What do you think that song is about?
I don’t know. “Shots” was just finally making sense to me. That’s a really amazing Neil Young song that a lot of people don’t know probably. I was really getting into the lyrics today as I was trying to learn it. It’s definitely about war, but he also brings it into this whole interpersonal world to wives being in their houses and the same kind of the tension that goes on there between women and men as the whole thing of men trying to change borders and do ridiculous things like that. That’s a really amazing song. The one that is probably one of my favorites that nobody knows is “Pushed it Over the End” which has never been on a record. They did it on the CSNY tour in 1974 and it’s this crazy 11 minute long song with weird time signature. It’s just amazing. Lewi has always talked about doing a rarities set one of these nights as opposed to doing an album and he said he would do that song. That’s a really major one there.
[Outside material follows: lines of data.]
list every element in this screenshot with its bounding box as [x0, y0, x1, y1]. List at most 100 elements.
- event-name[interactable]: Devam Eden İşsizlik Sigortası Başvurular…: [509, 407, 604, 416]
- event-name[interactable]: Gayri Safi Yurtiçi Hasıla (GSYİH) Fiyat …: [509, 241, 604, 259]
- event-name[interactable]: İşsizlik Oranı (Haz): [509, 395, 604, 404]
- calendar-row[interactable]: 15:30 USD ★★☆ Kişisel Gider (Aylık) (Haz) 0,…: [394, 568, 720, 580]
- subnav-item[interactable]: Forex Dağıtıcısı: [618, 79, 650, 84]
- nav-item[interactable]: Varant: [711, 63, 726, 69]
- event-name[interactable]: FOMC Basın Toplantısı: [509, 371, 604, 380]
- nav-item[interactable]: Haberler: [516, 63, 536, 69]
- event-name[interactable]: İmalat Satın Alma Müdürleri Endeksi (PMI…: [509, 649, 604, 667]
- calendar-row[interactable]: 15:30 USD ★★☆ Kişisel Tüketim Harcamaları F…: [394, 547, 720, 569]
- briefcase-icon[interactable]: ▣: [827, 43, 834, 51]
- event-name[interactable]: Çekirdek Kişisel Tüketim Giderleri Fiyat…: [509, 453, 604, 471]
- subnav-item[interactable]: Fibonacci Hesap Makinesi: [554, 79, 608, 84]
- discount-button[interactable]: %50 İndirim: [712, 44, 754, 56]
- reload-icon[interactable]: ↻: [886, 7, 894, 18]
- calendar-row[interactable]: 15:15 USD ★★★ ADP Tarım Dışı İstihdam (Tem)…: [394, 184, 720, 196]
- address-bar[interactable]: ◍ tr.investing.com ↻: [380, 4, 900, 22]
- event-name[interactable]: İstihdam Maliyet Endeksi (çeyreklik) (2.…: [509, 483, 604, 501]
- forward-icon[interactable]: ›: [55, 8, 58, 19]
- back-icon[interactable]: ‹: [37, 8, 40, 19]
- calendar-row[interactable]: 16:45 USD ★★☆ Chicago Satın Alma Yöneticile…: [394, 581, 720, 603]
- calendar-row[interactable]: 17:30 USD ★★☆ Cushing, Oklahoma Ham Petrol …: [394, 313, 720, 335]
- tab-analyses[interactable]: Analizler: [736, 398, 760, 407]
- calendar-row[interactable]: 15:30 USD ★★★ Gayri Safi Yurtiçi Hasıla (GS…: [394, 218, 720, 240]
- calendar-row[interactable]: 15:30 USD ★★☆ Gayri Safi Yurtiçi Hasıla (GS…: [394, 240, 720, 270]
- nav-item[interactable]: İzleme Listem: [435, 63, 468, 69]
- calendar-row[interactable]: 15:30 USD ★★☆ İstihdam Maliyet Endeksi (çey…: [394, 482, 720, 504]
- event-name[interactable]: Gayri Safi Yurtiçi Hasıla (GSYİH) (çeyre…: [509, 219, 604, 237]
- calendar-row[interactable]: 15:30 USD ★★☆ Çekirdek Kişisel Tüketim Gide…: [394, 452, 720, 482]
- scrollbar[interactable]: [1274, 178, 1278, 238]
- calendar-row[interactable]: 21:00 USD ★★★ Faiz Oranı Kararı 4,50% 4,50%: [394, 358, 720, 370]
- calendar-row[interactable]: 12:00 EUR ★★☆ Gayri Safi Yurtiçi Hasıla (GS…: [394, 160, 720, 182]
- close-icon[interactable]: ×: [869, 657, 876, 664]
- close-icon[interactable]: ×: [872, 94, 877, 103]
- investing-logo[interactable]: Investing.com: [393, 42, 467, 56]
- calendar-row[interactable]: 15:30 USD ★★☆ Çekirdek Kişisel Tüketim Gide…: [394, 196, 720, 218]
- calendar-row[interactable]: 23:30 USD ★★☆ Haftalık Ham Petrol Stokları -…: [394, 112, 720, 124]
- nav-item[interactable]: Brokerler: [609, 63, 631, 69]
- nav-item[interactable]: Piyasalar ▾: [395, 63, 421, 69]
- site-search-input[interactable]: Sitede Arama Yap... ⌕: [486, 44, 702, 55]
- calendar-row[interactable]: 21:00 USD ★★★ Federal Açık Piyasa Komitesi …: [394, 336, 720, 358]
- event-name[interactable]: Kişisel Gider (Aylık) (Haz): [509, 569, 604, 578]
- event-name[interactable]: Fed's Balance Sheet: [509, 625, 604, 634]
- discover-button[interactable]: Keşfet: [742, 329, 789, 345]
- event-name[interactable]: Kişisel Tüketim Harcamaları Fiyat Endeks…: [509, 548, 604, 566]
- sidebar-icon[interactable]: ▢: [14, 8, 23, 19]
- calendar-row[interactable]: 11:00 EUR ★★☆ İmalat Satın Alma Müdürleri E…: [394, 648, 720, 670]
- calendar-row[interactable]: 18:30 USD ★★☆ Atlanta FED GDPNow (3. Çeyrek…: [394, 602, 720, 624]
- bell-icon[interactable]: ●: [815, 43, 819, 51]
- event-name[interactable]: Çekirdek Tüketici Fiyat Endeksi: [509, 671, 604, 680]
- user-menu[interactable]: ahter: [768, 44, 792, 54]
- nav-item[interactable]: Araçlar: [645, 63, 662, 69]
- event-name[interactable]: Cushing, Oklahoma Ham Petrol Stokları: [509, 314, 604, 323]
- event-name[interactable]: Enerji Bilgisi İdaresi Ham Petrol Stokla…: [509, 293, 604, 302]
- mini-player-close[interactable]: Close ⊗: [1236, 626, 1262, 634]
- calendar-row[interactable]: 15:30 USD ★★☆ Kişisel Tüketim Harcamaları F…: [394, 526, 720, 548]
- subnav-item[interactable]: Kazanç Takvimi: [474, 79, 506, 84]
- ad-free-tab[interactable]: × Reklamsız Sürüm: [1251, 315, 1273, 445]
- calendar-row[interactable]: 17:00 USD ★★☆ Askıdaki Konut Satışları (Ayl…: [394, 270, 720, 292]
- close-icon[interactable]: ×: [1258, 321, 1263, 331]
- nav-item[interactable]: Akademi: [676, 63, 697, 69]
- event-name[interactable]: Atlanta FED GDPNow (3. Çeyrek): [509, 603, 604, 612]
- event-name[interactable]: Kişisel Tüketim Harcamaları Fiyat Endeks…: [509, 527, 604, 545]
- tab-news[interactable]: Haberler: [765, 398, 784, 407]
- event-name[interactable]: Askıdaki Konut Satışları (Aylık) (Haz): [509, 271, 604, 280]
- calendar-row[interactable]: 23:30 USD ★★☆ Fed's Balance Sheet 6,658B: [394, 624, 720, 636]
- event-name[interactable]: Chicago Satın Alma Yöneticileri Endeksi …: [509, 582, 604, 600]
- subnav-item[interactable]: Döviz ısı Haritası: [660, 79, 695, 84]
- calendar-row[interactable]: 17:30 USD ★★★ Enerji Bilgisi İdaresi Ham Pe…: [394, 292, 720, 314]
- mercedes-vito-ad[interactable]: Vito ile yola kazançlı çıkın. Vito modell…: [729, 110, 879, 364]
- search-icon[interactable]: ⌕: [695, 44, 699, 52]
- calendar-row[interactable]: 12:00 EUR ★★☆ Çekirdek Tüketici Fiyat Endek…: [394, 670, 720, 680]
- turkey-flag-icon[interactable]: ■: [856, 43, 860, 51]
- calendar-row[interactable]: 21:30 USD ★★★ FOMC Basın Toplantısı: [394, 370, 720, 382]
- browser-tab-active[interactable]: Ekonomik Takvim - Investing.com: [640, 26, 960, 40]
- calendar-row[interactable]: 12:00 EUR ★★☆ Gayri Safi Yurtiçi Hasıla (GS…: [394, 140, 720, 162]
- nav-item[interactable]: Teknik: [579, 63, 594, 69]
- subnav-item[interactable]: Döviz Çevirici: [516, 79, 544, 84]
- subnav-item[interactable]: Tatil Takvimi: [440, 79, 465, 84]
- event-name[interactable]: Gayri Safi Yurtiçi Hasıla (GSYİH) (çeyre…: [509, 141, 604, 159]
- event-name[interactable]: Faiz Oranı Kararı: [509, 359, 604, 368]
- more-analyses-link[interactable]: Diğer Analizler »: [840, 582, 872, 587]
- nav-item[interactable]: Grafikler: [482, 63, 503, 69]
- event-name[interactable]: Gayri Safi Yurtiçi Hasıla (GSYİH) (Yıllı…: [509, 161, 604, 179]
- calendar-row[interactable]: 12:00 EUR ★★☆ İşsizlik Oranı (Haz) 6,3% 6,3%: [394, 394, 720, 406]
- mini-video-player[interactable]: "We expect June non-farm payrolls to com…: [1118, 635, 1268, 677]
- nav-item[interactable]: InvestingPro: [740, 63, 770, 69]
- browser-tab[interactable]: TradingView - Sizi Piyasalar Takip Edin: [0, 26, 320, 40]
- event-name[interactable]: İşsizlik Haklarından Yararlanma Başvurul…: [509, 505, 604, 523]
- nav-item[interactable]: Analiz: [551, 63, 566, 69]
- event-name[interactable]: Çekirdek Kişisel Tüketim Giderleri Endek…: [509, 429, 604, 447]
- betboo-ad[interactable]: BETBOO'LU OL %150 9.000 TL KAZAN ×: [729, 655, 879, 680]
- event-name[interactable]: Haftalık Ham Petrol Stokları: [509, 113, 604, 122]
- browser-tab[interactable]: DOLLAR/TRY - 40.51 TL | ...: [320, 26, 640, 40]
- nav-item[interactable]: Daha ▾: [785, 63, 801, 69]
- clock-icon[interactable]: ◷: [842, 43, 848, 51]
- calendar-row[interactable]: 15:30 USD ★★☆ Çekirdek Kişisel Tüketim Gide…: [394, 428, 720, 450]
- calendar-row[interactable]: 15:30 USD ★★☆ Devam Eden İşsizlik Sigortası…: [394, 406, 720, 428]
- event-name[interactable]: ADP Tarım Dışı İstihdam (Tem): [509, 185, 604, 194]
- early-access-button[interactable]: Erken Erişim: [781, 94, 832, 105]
Which Neil Young songs have been important to you throughout your life and why?
There are so many. I like “Last Trip to Tulsa.” I bought his first record right when it came out and I thought that it was a bold thing to have this nine minute, surrealistic song. I guess you can say Dylan had already done such a thing. Then he did the live version of it later on the B-side of a single from the Time Fades Away tour where it sounds like the only time they ever played it and it’s an amazing performance. I love that. “Don’t Be Denied.” I keep going back to that, but that’s just a huge song for me. “Tonight’s the Night” – that song and the whole record really turned my head around because I thought his commitment to putting out material with emotional resonance was just so strong. I was like, “This guy is not fucking around, man. He’s not in the pop music biz.” He was taking it to such a more important place it seemed like to me. That one is huge. “Cortez the Killer” is just incredible. That’s a tough question. I am trying to think of ones that personally influenced me. I can’t really narrow it down to songs because he is so inbred in me like in the way I play music. Even though, I don’t really think I’ve ever done anything that sounds like Neil but it’s always in there for me. I haven’t done too many things that were a pastiche where I was trying to sound like Neil but I would like to (laughs). I would like to make a record that sounded like Crazy Horse. His catalog is filled with so many twists and turns. It’s always interesting being a Neil fan. Whatever he does, he stays true to himself. That’s for sure.